Если умирать так приятно и даже роскошно, то будь Гера в следующей жизни последним нищим под мостом, его это не сможет огорчить. А может, когда он родится, уже изобретут способ сохранить память о прошлых жизнях?
Тело обволакивало приятное тепло, а сознание ― сонная дымка, пока тусклый свет не померк. И Гера очнулся, стоя у какого-то стола.
— Так. Опять ты?
Ошалевший Гера хотел спросить «чего?», но ни язык, ни челюсть не слушались. Он попытался оглядеться. Тело, если оно и было, тоже подчинялось с большим трудом. Незнакомое место, густая темнота вокруг, не скрывающая только большой стол и того, кто за ним сидит. Впрочем, Гера тут же вспомнил, что ни разу не смог разглядеть местного привратника. Вспомнил и замер окончательно.
— И опять по собственному желанию, ― продолжал сидящий за столом. ― Ты же знаешь, что это не поможет.

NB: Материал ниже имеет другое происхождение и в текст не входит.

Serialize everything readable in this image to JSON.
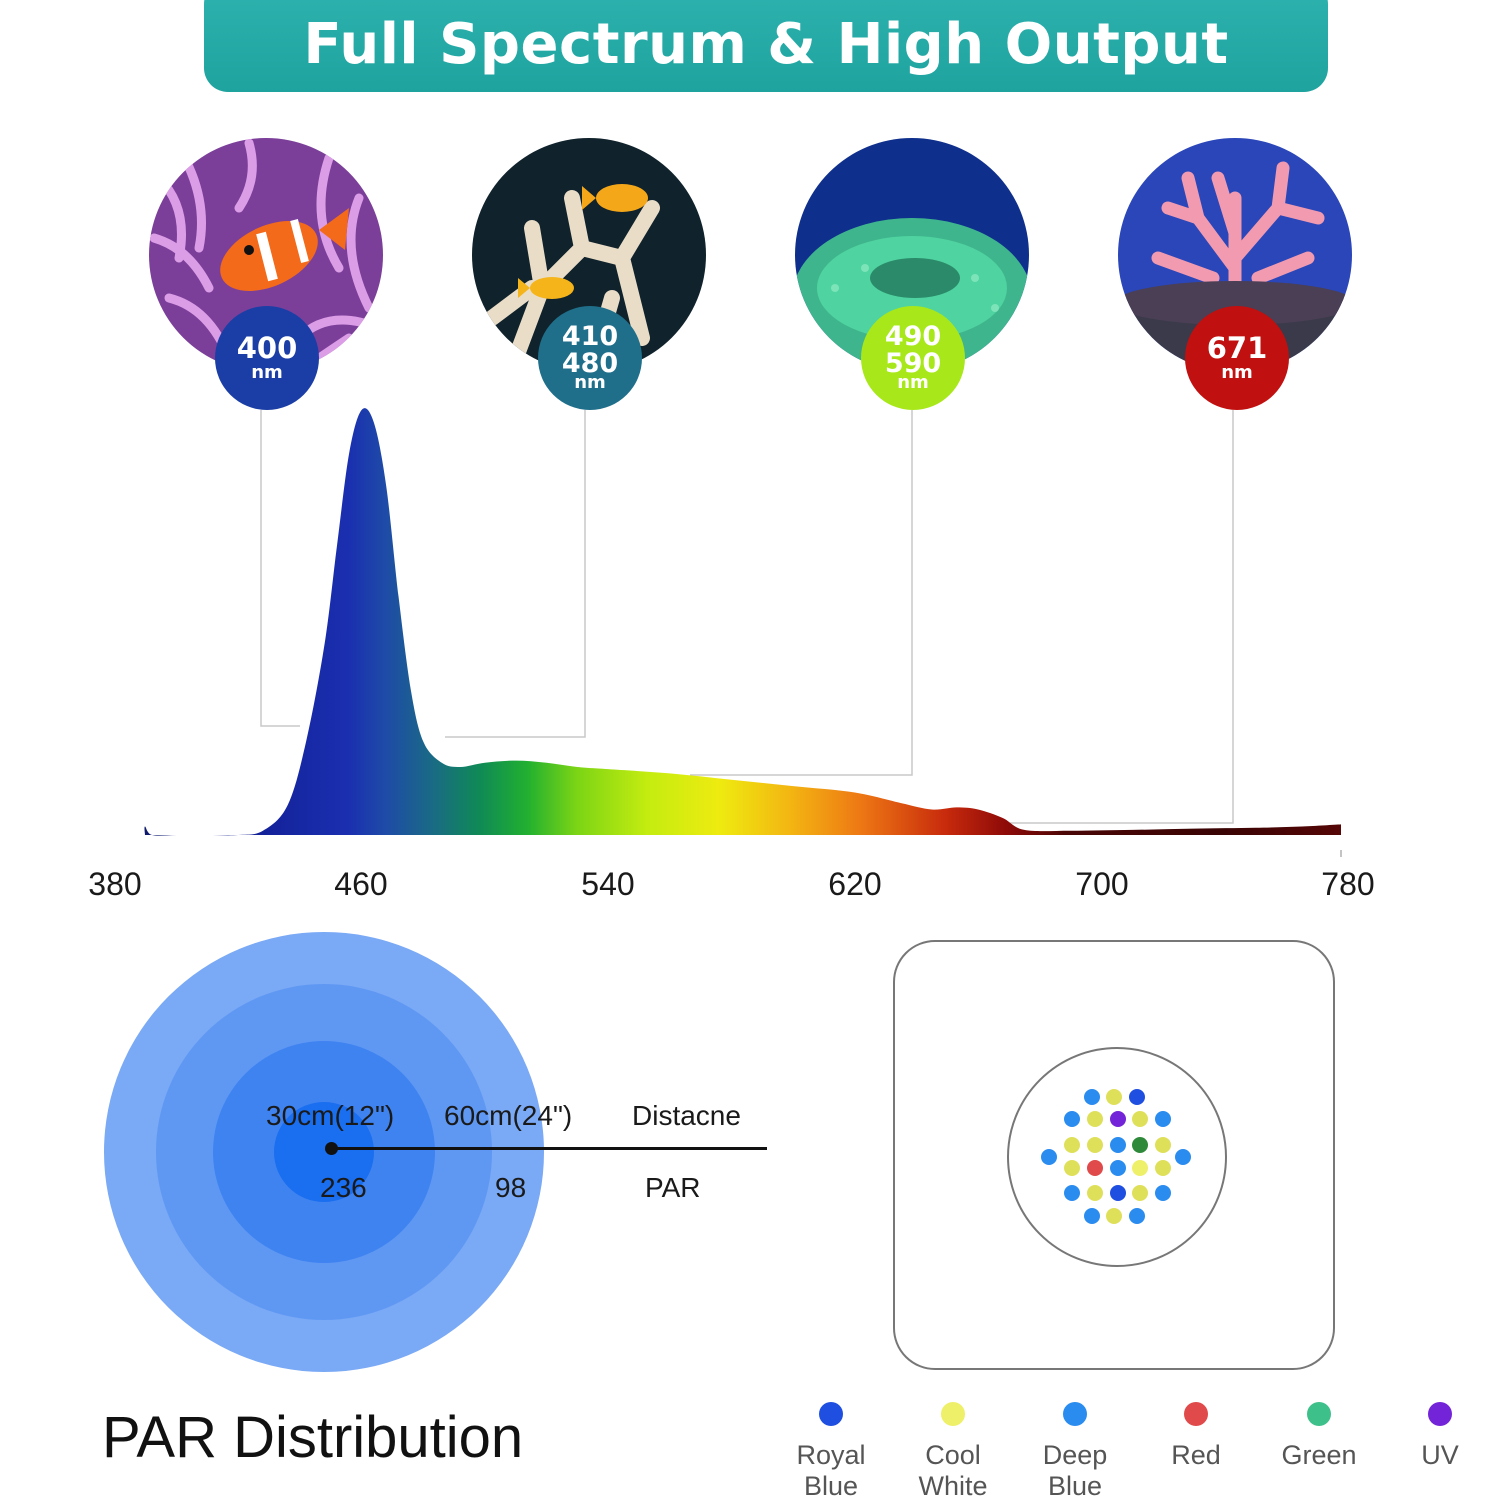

— Па… память, ― с трудом выдавил Гера. ― Не изобрели, как сохранить память.
Последовала пауза.
— И не изобретут по меркам того времени еще долго. Ты можешь вообще не попасть туда, где изобрели.
— Что? ― прохрипел Гера, уже понимая, что это очень знакомое место, и бывал он тут не один раз. Он пытался выйти из круга неудачных рождений и каждый раз безуспешно. Проклятие заставляло добровольно уходить из жизни, что здесь не приветствовалось.

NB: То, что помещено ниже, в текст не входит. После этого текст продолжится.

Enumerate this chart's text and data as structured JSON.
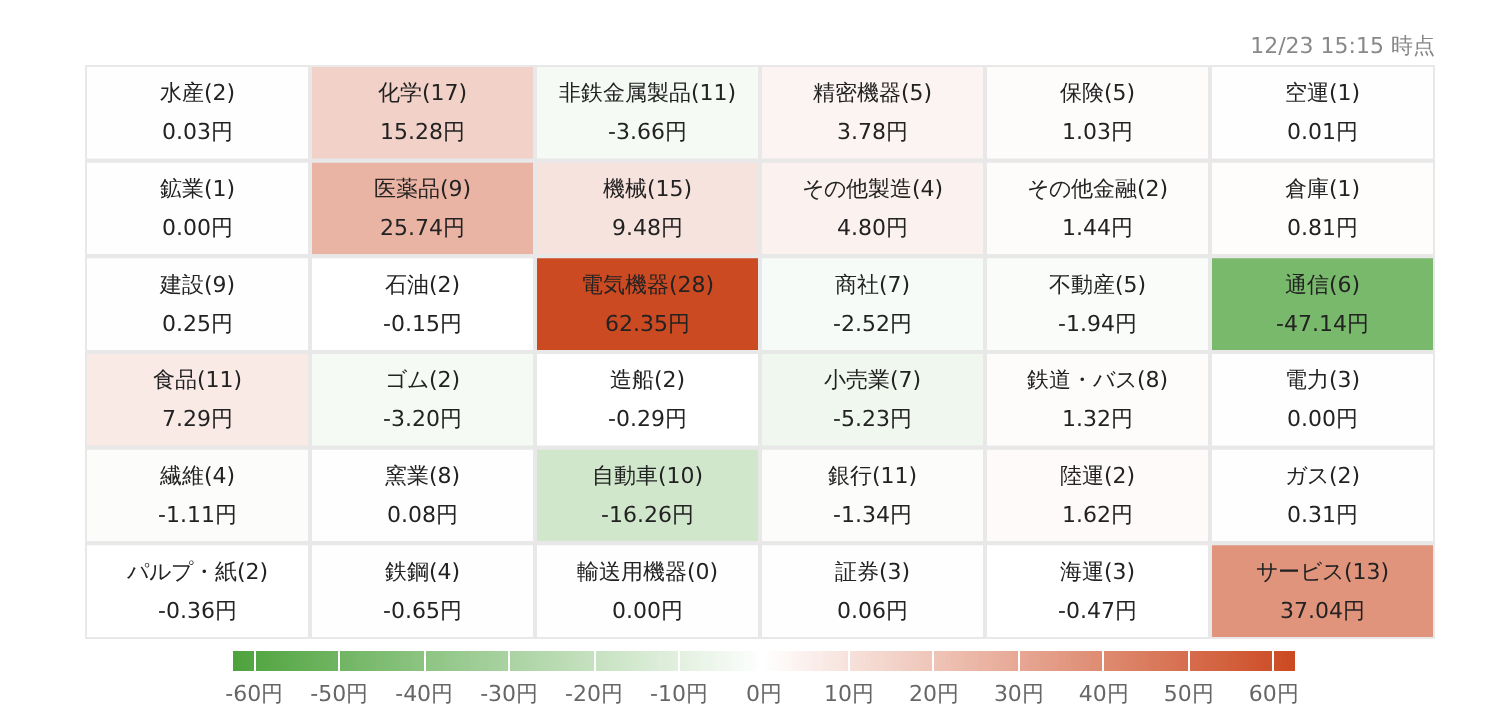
{
  "chart_data": {
    "type": "heatmap",
    "categories": [
      null,
      null,
      null,
      null,
      null,
      null
    ],
    "y_categories": [
      null,
      null,
      null,
      null,
      null,
      null
    ],
    "cells": [
      [
        0.03,
        15.28,
        -3.66,
        3.78,
        1.03,
        0.01
      ],
      [
        0.0,
        25.74,
        9.48,
        4.8,
        1.44,
        0.81
      ],
      [
        0.25,
        -0.15,
        62.35,
        -2.52,
        -1.94,
        -47.14
      ],
      [
        7.29,
        -3.2,
        -0.29,
        -5.23,
        1.32,
        0.0
      ],
      [
        -1.11,
        0.08,
        -16.26,
        -1.34,
        1.62,
        0.31
      ],
      [
        -0.36,
        -0.65,
        0.0,
        0.06,
        -0.47,
        37.04
      ]
    ],
    "cell_labels": [
      [
        "水産(2)\n0.03円",
        "化学(17)\n15.28円",
        "非鉄金属製品(11)\n-3.66円",
        "精密機器(5)\n3.78円",
        "保険(5)\n1.03円",
        "空運(1)\n0.01円"
      ],
      [
        "鉱業(1)\n0.00円",
        "医薬品(9)\n25.74円",
        "機械(15)\n9.48円",
        "その他製造(4)\n4.80円",
        "その他金融(2)\n1.44円",
        "倉庫(1)\n0.81円"
      ],
      [
        "建設(9)\n0.25円",
        "石油(2)\n-0.15円",
        "電気機器(28)\n62.35円",
        "商社(7)\n-2.52円",
        "不動産(5)\n-1.94円",
        "通信(6)\n-47.14円"
      ],
      [
        "食品(11)\n7.29円",
        "ゴム(2)\n-3.20円",
        "造船(2)\n-0.29円",
        "小売業(7)\n-5.23円",
        "鉄道・バス(8)\n1.32円",
        "電力(3)\n0.00円"
      ],
      [
        "繊維(4)\n-1.11円",
        "窯業(8)\n0.08円",
        "自動車(10)\n-16.26円",
        "銀行(11)\n-1.34円",
        "陸運(2)\n1.62円",
        "ガス(2)\n0.31円"
      ],
      [
        "パルプ・紙(2)\n-0.36円",
        "鉄鋼(4)\n-0.65円",
        "輸送用機器(0)\n0.00円",
        "証券(3)\n0.06円",
        "海運(3)\n-0.47円",
        "サービス(13)\n37.04円"
      ]
    ],
    "colors": [
      "#4ea33d",
      "#ffffff",
      "#cc4a22"
    ],
    "clim": [
      -62.5,
      62.5
    ],
    "cticks": [
      {
        "value": -60,
        "label": "-60円"
      },
      {
        "value": -50,
        "label": "-50円"
      },
      {
        "value": -40,
        "label": "-40円"
      },
      {
        "value": -30,
        "label": "-30円"
      },
      {
        "value": -20,
        "label": "-20円"
      },
      {
        "value": -10,
        "label": "-10円"
      },
      {
        "value": 0,
        "label": "0円"
      },
      {
        "value": 10,
        "label": "10円"
      },
      {
        "value": 20,
        "label": "20円"
      },
      {
        "value": 30,
        "label": "30円"
      },
      {
        "value": 40,
        "label": "40円"
      },
      {
        "value": 50,
        "label": "50円"
      },
      {
        "value": 60,
        "label": "60円"
      }
    ],
    "annotations": [
      "12/23 15:15 時点"
    ]
  }
}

— Снова одно и то же. Отправляйся уже, ― сказал сидящий за столом, и Гере показалось, что он вздохнул. ― Может, дождешься естественного ухода. Или повезет, и родишься в нужное время.
***
Только что Арман чувствовал гнев и связанные за спиной руки и старался гордо смотреть поверх кричащей толпы, собравшейся внизу, а теперь память ударила пушечным ядром. Это уже с ним было, он помнит эшафот.

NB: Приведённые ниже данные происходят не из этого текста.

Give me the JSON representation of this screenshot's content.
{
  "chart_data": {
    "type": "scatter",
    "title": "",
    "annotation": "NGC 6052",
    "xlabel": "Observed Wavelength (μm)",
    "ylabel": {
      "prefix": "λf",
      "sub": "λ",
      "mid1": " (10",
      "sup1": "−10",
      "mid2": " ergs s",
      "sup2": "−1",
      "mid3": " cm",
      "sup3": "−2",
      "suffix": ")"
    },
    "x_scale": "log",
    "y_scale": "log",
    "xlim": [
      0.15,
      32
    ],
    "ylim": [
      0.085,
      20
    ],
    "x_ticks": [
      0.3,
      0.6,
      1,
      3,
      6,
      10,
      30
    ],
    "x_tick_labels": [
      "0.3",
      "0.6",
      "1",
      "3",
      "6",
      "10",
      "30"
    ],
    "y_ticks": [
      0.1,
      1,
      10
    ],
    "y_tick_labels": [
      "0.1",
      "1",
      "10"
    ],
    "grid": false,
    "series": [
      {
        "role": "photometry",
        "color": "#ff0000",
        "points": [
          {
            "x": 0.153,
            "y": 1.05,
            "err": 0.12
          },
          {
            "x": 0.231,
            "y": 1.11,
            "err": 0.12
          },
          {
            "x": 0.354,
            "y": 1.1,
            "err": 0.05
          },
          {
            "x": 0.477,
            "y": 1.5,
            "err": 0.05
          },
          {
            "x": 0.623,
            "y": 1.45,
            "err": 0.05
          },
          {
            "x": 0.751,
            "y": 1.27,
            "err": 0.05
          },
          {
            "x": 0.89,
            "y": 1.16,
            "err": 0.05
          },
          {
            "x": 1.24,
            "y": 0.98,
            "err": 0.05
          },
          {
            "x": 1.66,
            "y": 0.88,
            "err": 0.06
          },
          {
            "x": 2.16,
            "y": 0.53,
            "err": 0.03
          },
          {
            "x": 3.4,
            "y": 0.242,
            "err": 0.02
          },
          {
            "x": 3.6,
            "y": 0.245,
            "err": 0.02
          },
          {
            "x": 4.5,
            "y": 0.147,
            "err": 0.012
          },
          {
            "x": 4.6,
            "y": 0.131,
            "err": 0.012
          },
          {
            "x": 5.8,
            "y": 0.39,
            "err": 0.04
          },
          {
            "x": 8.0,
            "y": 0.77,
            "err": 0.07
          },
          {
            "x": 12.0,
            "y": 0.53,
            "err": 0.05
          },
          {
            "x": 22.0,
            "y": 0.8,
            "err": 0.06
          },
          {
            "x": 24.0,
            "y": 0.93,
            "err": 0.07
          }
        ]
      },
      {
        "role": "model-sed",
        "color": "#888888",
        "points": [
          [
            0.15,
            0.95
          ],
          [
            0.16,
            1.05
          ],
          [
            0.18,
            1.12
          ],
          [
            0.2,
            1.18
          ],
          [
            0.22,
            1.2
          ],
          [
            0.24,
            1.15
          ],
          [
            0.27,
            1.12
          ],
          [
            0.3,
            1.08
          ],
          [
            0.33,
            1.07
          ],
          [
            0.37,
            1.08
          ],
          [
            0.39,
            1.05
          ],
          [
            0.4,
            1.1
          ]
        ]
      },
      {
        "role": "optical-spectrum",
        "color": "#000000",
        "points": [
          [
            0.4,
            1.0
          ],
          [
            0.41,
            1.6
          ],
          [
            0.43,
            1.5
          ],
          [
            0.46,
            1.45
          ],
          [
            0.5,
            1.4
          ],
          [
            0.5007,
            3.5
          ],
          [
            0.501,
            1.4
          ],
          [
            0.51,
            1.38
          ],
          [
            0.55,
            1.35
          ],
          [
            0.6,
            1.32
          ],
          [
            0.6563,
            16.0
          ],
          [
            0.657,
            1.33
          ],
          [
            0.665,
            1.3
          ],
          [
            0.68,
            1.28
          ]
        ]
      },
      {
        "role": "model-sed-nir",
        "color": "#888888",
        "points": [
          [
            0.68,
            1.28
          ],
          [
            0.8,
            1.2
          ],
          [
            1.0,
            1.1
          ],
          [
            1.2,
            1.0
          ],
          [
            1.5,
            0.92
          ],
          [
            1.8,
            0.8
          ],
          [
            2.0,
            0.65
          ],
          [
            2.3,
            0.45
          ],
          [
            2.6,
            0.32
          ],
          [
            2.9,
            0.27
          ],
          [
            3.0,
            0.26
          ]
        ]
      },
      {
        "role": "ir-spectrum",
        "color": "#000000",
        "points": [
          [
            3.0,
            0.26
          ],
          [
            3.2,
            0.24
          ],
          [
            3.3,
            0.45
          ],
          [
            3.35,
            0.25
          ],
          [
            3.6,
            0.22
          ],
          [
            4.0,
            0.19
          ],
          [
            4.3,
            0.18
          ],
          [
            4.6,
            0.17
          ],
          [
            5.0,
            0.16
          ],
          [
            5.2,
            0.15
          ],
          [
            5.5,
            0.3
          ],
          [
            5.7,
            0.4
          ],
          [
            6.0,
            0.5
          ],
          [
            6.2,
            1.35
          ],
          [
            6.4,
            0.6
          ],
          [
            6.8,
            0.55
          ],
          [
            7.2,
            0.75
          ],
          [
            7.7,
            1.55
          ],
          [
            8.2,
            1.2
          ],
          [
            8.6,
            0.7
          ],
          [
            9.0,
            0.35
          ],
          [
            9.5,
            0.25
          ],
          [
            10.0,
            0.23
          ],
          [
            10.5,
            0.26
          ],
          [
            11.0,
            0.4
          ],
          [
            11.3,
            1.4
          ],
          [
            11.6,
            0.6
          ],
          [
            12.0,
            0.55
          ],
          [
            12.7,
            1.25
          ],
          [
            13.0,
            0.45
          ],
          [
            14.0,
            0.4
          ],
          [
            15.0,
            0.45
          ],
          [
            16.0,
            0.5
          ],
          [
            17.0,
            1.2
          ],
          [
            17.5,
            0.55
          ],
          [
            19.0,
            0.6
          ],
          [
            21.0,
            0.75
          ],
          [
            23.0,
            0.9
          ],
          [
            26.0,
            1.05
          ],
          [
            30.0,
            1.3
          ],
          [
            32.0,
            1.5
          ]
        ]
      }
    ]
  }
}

Арман вздрогнул и даже покачнулся, вызвав восторженный вопль черни. Омары… Он ел омаров, последняя трапеза осужденного. Сегодня или давно в будущем? Почему он не родился позже? Почему далеко позади, в Париже, и его голова вот-вот слетит с плеч? Арман скосил глаза и увидел чудовищную конструкцию ― олицетворение революционного правосудия, перед которым все равны, и аристократы, и простолюдины. И его не спасло ни происхождение, ни военные заслуги. Надо было оставаться в Новом Свете… Опять он думает не о том.
Случилось нечто совершенно неожиданное и редкое, как говорили в Доме Надежды ― вернулась память о прошлых жизнях. Четкая о предыдущей, и очень смутная о всех остальных. Но вернулась слишком поздно ― через считанные секунды Арман снова перенесется в темноту, где стоит стол, а после родится в неизвестном месте. Однако в этот раз все будет иначе ― он уходит не по собственному желанию. Если, конечно, не засчитают упрямое стремление приехать в Париж как осознанные шаги к гильотине.
Размышления прервали. Пора. Уже лежа, Арман пытался поймать за хвост убегающую мысль. Ученые из Дома Надежды ошибались. А вот профессор, вещавший из телевизионной панели, был прав. Добровольные самоубийцы не все рождались в развитом технологичном и светлом будущем. Они могли попасть куда угодно, хоть в Древний Египет или вообще в первобытное общество. Арман хотел заскрипеть зубами от злости, но не мог позволить себе доставить такое удовольствие палачам.
И сны неудачника Германа Бойцова были не воспоминаниями, а предсказанием будущего ― событий следующего рождения. Пусть оно и произошло в прошлом. Какой парадокс. И какая досада получить память и осознание важных вещей за несколько секунд до очередной смерти.
Арман мельком вспомнил колдуна, проклявшего его род из-за украденного коня. Человеческий разум не мог вместить столько личностей и воспоминаний, а их было немало. Арман успел понять, что проклятие гоняло его по кругу, заставляя рождаться своими же многочисленными предками и потомками, но не успел до конца осознать столь сложную систему. Как и то, почему в этом воплощении проклятие не сработало, и он прожил неплохую жизнь. Раздался шорох лезвия, глухой удар, и сознание поглотила тьма.